Trump kritisiert, dass sich Sessions wegen Befangenheit aus den Russland-Ermittlungen des FBI herausgezogen habe. Mit diesem Entscheid verlor der Präsident die Kontrolle über die Ermittlungen. Sessions' Stellvertreter Rod Rosenstein berief im Mai einen Sonderermittler in der Russland-Affäre, der mit einem Team aus Finanzspezialisten seitdem jeden Stein im Trump-Universum umdreht. Sessions ist nicht nur einer von Trumps frühesten Verbündeten, der Senator aus Alabama ist auch in konservativen Kreisen beliebt, die prompt auf die Kritik Trumps reagierten. Orrin Hatch, republikanischer Senator aus Utah, verteidigte den Minister und sagte, Sessions sei ein "ehrenhafter Mann mit festen Prinzipien". Auf der rechtsnationalen Webseite Breitbart, dem Präsidenten sonst zugetan, stand, der Angriff Trumps auf Sessions zeige "die ganze Scheinheiligkeit" des Präsidenten. Breitbart warnte vor "heftigen Reaktionen" der Basis, sollte Trump seine Demontage weiterziehen.

Auch Trumps Berater, Chefstratege Stephen Bannon und Stabschef Reince Priebus, sollen sich für Sessions ausgesprochen und den Präsidenten daran erinnert haben, dass der Justizminister ein leidenschaftlicher Befürworter von Trumps Agenda sei, insbesondere seiner restriktiven Einwanderungspolitik und der Pläne zum Bau einer Mauer. Doch ob der US-Präsident auf seine Berater hört, ist fraglich. Hinzu kommt, dass auch Priebus seit Wochen nicht mehr in der Gunst des Präsidenten zu stehen scheint, wie amerikanische Medien vermelden.

Trumps Rundumschlag gegen sein Kabinett zeige, unter welch enormem Druck der Präsident stehe und wie sehr ihn die Ermittlungen in der Russland-Affäre zusetzen würden, denn anders sei die Attacke auf Sessions nicht zu erklären, schrieb das Wall Street Journal.

Sessions ist nicht der einzige Minister, der mit einem Rücktritt in Verbindung gebracht wird. Gemäß einem Bericht von CNN ist Außenminister Rex Tillerson bereits "amtsmüde" und zunehmend "frustriert", weil sich das Weiße Haus in die Besetzung ranghoher Posten in seinem Ministerium einmische.
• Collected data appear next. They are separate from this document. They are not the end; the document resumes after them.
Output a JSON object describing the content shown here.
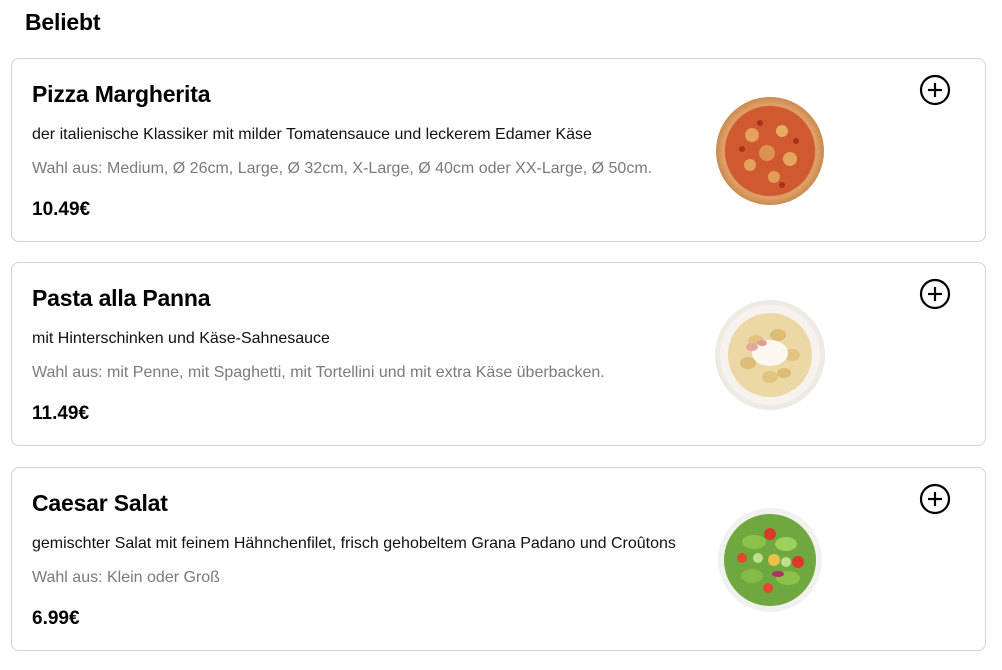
{
  "section": {
    "title": "Beliebt"
  },
  "items": [
    {
      "name": "Pizza Margherita",
      "description": "der italienische Klassiker mit milder Tomatensauce und leckerem Edamer Käse",
      "choice": "Wahl aus: Medium, Ø 26cm, Large, Ø 32cm, X-Large, Ø 40cm oder XX-Large, Ø 50cm.",
      "price": "10.49€",
      "image": "pizza-image",
      "add_icon": "plus-circle-icon"
    },
    {
      "name": "Pasta alla Panna",
      "description": "mit Hinterschinken und Käse-Sahnesauce",
      "choice": "Wahl aus: mit Penne, mit Spaghetti, mit Tortellini und mit extra Käse überbacken.",
      "price": "11.49€",
      "image": "pasta-image",
      "add_icon": "plus-circle-icon"
    },
    {
      "name": "Caesar Salat",
      "description": "gemischter Salat mit feinem Hähnchenfilet, frisch gehobeltem Grana Padano und Croûtons",
      "choice": "Wahl aus: Klein oder Groß",
      "price": "6.99€",
      "image": "salad-image",
      "add_icon": "plus-circle-icon"
    }
  ],
  "colors": {
    "border": "#d4d4d4",
    "secondary_text": "#7a7a7a"
  }
}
Zahlreiche Staatssekretärs- und Botschafterposten sind bis heute nicht besetzt. Tillerson wies den Medienbericht zurück: Er sei nicht müde, sondern habe noch "viel vor".

Bei seinem Besuch in Moskau im April hatte Tillerson seinen russischen Kollegen Sergej Lawrow mit Sanktionen gedroht. Die russische Einmischung in die US-Wahl sei eine ernsthafte Angelegenheit, "ernst genug, um zusätzliche Sanktionen zu verhängen", sagte Tillerson damals. Am Dienstag wurden im US-Repräsentantenhaus diese Sanktionen nun beschlossen.

Für Trump ist das ein Schlag ins Gesicht. Der Präsident war mit dem erklärten Ziel angetreten, die Sanktionen zu lockern und das Verhältnis zu Russland zu verbessern. Außerdem bedeutet es für Trump auch einen Machtverlust, weil in dem Gesetz verankert wurde, dass er ohne Zustimmung des Kongresses die Sanktionen nicht aufheben darf. Trump könnte sein Veto gegen die Sanktionen einlegen, was ihm aber die Kritik einbringen würde, er verfolge eine zu Russland-freundliche Politik und sei Putin ergeben. Ein Veto des Präsidenten könnte außerdem durch eine Zweidrittelmehrheit im Kongress überstimmt werden.